Each time I checked the case and declared the guns, the airline employee produced a card for me to sign, declaring the guns unloaded. I then unlocked and opened the case to allow her to look inside and verify that there were two rifles inside. The card I'd signed was placed inside; then I closed, latched, and locked the case.
I was not asked to demonstrate that the guns were unloaded, but was prepared to do so if asked.
Keep the key or combination to the lock(s) handy, because you may need it even after you've gone through the above routine.
In Tampa, I was asked about ammunition. American Airlines says "ammunition must be packed in its original packaging." TSA puts it more reasonably by allowing "packaging that is specifically designed to carry small amounts of ammunition" (FYI, TSA specifically outlaws ammo stored in magazines). I had brought two boxes of ammunition, packed in their original factory boxes. The gal asked whether the ammo exceeded 11 pounds (no ma'am), and whether it was in its original packaging (yes ma'am).
In Denver, no questions were asked about ammunition, and I volunteered no information about it.
In Tampa, I walked a short distance with an airline employee to the TSA area. There, I was told to wait outside until one of the TSA employees waved that everything was okay. After delivering the case, the American Airlines fellow headed back to the bag check area.

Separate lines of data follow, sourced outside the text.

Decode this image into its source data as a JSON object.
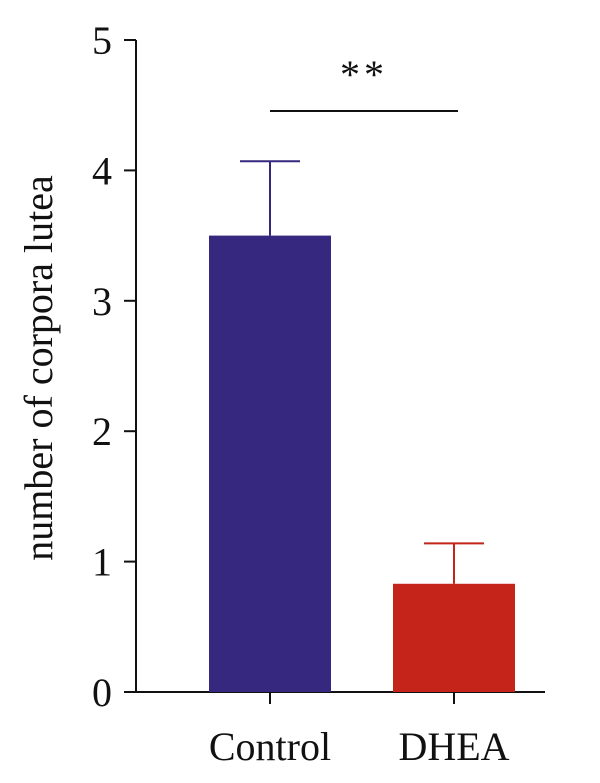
{
  "chart_data": {
    "type": "bar",
    "categories": [
      "Control",
      "DHEA"
    ],
    "values": [
      3.5,
      0.83
    ],
    "errors": [
      0.57,
      0.31
    ],
    "colors": [
      "#35287e",
      "#c4241a"
    ],
    "ylabel": "number of corpora lutea",
    "ylim": [
      0,
      5
    ],
    "yticks": [
      "0",
      "1",
      "2",
      "3",
      "4",
      "5"
    ],
    "significance": {
      "between": [
        "Control",
        "DHEA"
      ],
      "label": "**"
    },
    "grid": false,
    "legend": "none"
  }
}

I stood there while my gun case was put through an X-ray machine. I was paid so little attention that I was starting to wonder if the baggage guy had been correct about the waving thing, but then one of the bored-looking folks looked over and waved, and away I went in search of my flight.
After checking my bags in Denver, my gun case was put on a cart by a young male airline employee, and we took a walk. It was a good ways over to the TSA area, where once again I was instructed to remain outside an open doorway. This time, the airline employee stood with me while a female TSA employee (the only one in evidence) put my case through an X-ray machine.
While I stood there, I heard a mechanical voice announce over the PA system that the "Homeland Security Threat Level" had been raised to orange, and to watch out for abandoned bags, etc. Just my luck, I thought. I'll be branded a terrorist for sure.
After a few minutes, the gal brought the case over, put it on a table near the doorway, and asked me to unlock it. This I did, holding on to the padlocks per her instructions. Then I followed her instruction to step back a pace or two while she eyeballed inside the case. After a short perusal, she laid another piece of paper inside the case and asked me to close and lock it, which I did.
The case was then released from TSA's custody into the care of the airline employee, and he wheeled it away on his cart, at which point I entrusted it to the airline and ceased to follow it around.
The way you reclaim your gun case can vary. When I arrived in Denver, I stood by the conveyor and got my suitcase, but the gun case did not show up. An announcement over the PA said they had bulky items for claim in the office. While Wayne and I stood there wondering if a gun case was considered bulky, the announcement was repeated - but this time, they said they had gun cases in the office.
I looked around and spotted an anxious-looking young lady peering out an open door, so I headed that way. She asked me if I had come for the gun case, I said, "Yes," she asked for ID, I produced it for her examination, and then I was on my way.
When I got to Tampa, my gun case came out on the conveyor just like the suitcases. One of the latches was hanging open, but it was undamaged and the case was not open. I was once again happy that I hadn't used a lower-quality case.
As I write this, I've flown with a gun on just two commercial flights. It went smoothly in both cases, and didn't add more than five or ten minutes to my travel time.
Take the time to learn about TSA and airline requirements, and be prepared to spend a few extra minutes when you fly with a gun. And it might not be a bad idea to carry a printout of TSA firearms & ammunition regulations, just in case you run across someone who doesn't know the rules they're supposed to be following.